8. When Animal's Dream
Diabaikan pada rilis, entri pembuat film Denmark Jonas Alexander Arnby dalam remaja-gadis-datang-of-usia-melalui-manusia serigala-transformasi subgenre (lihat Ginger Snaps) kontras suasana folkloric dari kota tepi pantai dengan realitas frustasi dari seorang gadis buangan dalam populasi kecil. Sering indah dan liris, film horor simbolis dimuat ini memperlakukan kondisi lycanthropic memimpin bukan sebagai binatang dalam, tetapi perkembangan memberdayakan dan pesan ke gadis remaja dikucilkan di mana-mana
7. We Are Still Here
Sebuah teror New England aneh dengan Lucio Fulci di pembuluh darah yang, dingin Film hantu-rumah Ted Geoghegan ini menentang affectations bosan dengan cerita hantu standar. Pasangan terisolasi dari pasangan yang melankolis, setengah baya, dan sangat offbeat (lihat: kepemilikan Larry Fessenden dan kasus ruang Lisa Marie). The hantu di tangan adalah sebagai cenderung dorong hangus tangan melalui tubuh, karena mereka adalah untuk menakutkan mengintai. Dan itu semua terikat ke rumah Lovecraftian, binatang dari struktur yang dinding kanvas untuk salah satu 2015 terbaik memerciki penuh finales
6. Crimson Peak
paling intim (dan terbaik) film berbahasa Inggris Guillermo del Toro untuk tanggal dimulai sebagai ode pingsan untuk novel Gothic Romantis tercinta sebelum turun ke acara horor Victoria mengalir. Mia Wasikowska Edith Cushing - semangat Hammer menghantui ini lorong-lorong juga - membimbing kita melalui kisah cinta berangin dengan gagah Tom Hiddleston, satu terganggu oleh mantra pertumpahan darah tiba-tiba setan, warna-warni desain Bava-dipengaruhi, dan Jessica Chastain bubur-Scraping perang psikologis.

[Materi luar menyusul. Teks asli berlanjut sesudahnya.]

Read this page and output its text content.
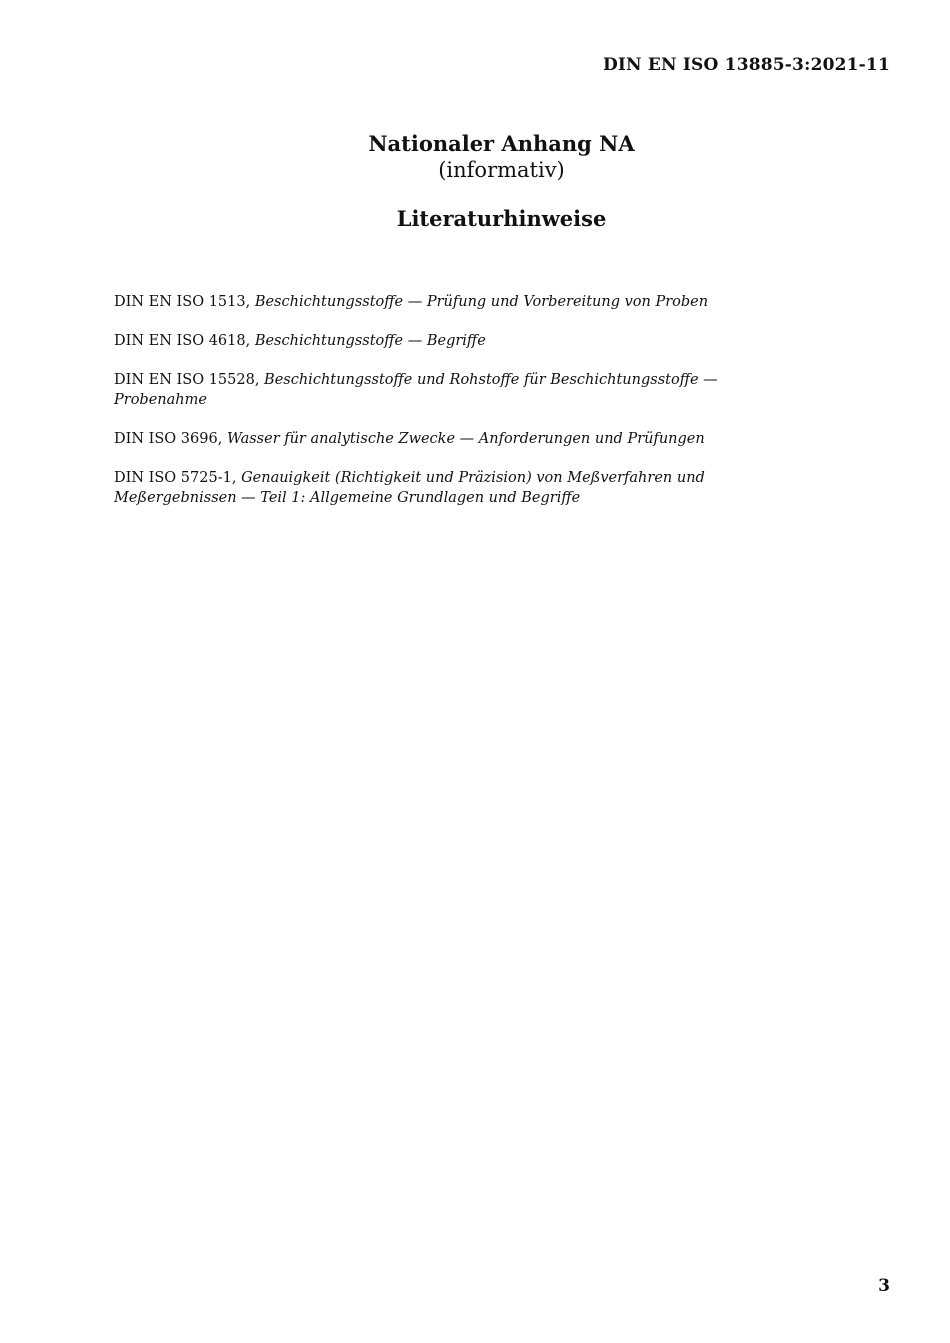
DIN EN ISO 13885-3:2021-11
Nationaler Anhang NA
(informativ)
Literaturhinweise
DIN EN ISO 1513, Beschichtungsstoffe — Prüfung und Vorbereitung von Proben
DIN EN ISO 4618, Beschichtungsstoffe — Begriffe
DIN EN ISO 15528, Beschichtungsstoffe und Rohstoffe für Beschichtungsstoffe — Probenahme
DIN ISO 3696, Wasser für analytische Zwecke — Anforderungen und Prüfungen
DIN ISO 5725-1, Genauigkeit (Richtigkeit und Präzision) von Meßverfahren und Meßergebnissen — Teil 1: Allgemeine Grundlagen und Begriffe
3
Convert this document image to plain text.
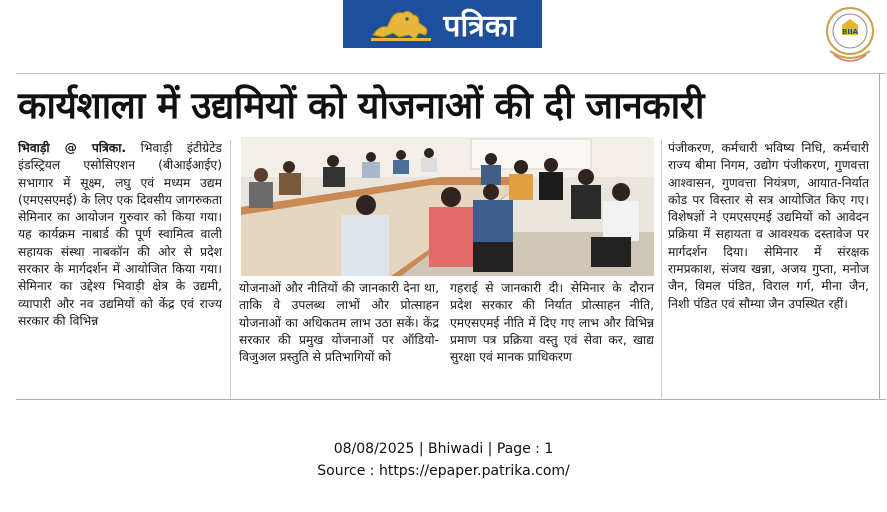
पत्रिका	BIIA
कार्यशाला में उद्यमियों को योजनाओं की दी जानकारी
भिवाड़ी @ पत्रिका. भिवाड़ी इंटीग्रेटेड इंडस्ट्रियल एसोसिएशन (बीआईआईए) सभागार में सूक्ष्म, लघु एवं मध्यम उद्यम (एमएसएमई) के लिए एक दिवसीय जागरुकता सेमिनार का आयोजन गुरुवार को किया गया। यह कार्यक्रम नाबार्ड की पूर्ण स्वामित्व वाली सहायक संस्था नाबकॉन की ओर से प्रदेश सरकार के मार्गदर्शन में आयोजित किया गया। सेमिनार का उद्देश्य भिवाड़ी क्षेत्र के उद्यमी, व्यापारी और नव उद्यमियों को केंद्र एवं राज्य सरकार की विभिन्न
योजनाओं और नीतियों की जानकारी देना था, ताकि वे उपलब्ध लाभों और प्रोत्साहन योजनाओं का अधिकतम लाभ उठा सकें। केंद्र सरकार की प्रमुख योजनाओं पर ऑडियो-विजुअल प्रस्तुति से प्रतिभागियों को
गहराई से जानकारी दी। सेमिनार के दौरान प्रदेश सरकार की निर्यात प्रोत्साहन नीति, एमएसएमई नीति में दिए गए लाभ और विभिन्न प्रमाण पत्र प्रक्रिया वस्तु एवं सेवा कर, खाद्य सुरक्षा एवं मानक प्राधिकरण
पंजीकरण, कर्मचारी भविष्य निधि, कर्मचारी राज्य बीमा निगम, उद्योग पंजीकरण, गुणवत्ता आश्वासन, गुणवत्ता नियंत्रण, आयात-निर्यात कोड पर विस्तार से सत्र आयोजित किए गए। विशेषज्ञों ने एमएसएमई उद्यमियों को आवेदन प्रक्रिया में सहायता व आवश्यक दस्तावेज पर मार्गदर्शन दिया। सेमिनार में संरक्षक रामप्रकाश, संजय खन्ना, अजय गुप्ता, मनोज जैन, विमल पंडित, विराल गर्ग, मीना जैन, निशी पंडित एवं सौम्या जैन उपस्थित रहीं।
08/08/2025 | Bhiwadi | Page : 1
Source : https://epaper.patrika.com/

Dalam waktu ketika studio berusaha untuk menghasilkan bergenre dgn sedikit uang, Del Toro ini besar, melengkung sepotong periode itu sangat diperlukan.
5. The Falling
pembuat film yang disebut ini memecah belah, diabaikan permata oleh pembuat film dokumenter Carol Morley (Mimpi Hidup a) salah satu dari tiga film genre yang paling kompleks terlambat, dan orang itu tidak salah. Set pada tahun 1969 di sekolah merupakan gadis Inggris 'mengalami epidemi misterius pingsan sakit, jatuh adalah sebuah thriller psikologis menghantui tentang berkembang seksualitas perempuan, tabu, represi dan histeria massa. Bayangkan The Crucible bertemu The Virgin Bunuh diri dengan cara Picnic at Hanging Rock, dan Anda hampir ada; kesabaran dan ulangi tampilan dengan mungkin diperlukan untuk sepenuhnya menghargai pesona misterius, tetapi membayar-off besar
4. Spring
Setelah kematian ibunya, ambitionless penyendiri Evan (Lou Taylor Pucci) kepala ke Eropa untuk melakukan beberapa pencarian jiwa, dan tampaknya menemukannya di pinggang seorang wanita misterius bernama Louise (Nadia Hilker). Tapi musim semi tidak ada romcom, dan Evan segera menemukan gadis impiannya adalah menyimpan rahasia mengerikan. dongeng gelap ini dengan bijak eschews klise lelah dari adegan horor indie dan berhasil cekatan mengangkang kedua horor dan percintaan genre - belum lagi penumpukan membantu ilmu sampah - tanpa pernah runtuh ke dalam melodrama. Ditambah: seram keanehan Lovecraftian berlimpah!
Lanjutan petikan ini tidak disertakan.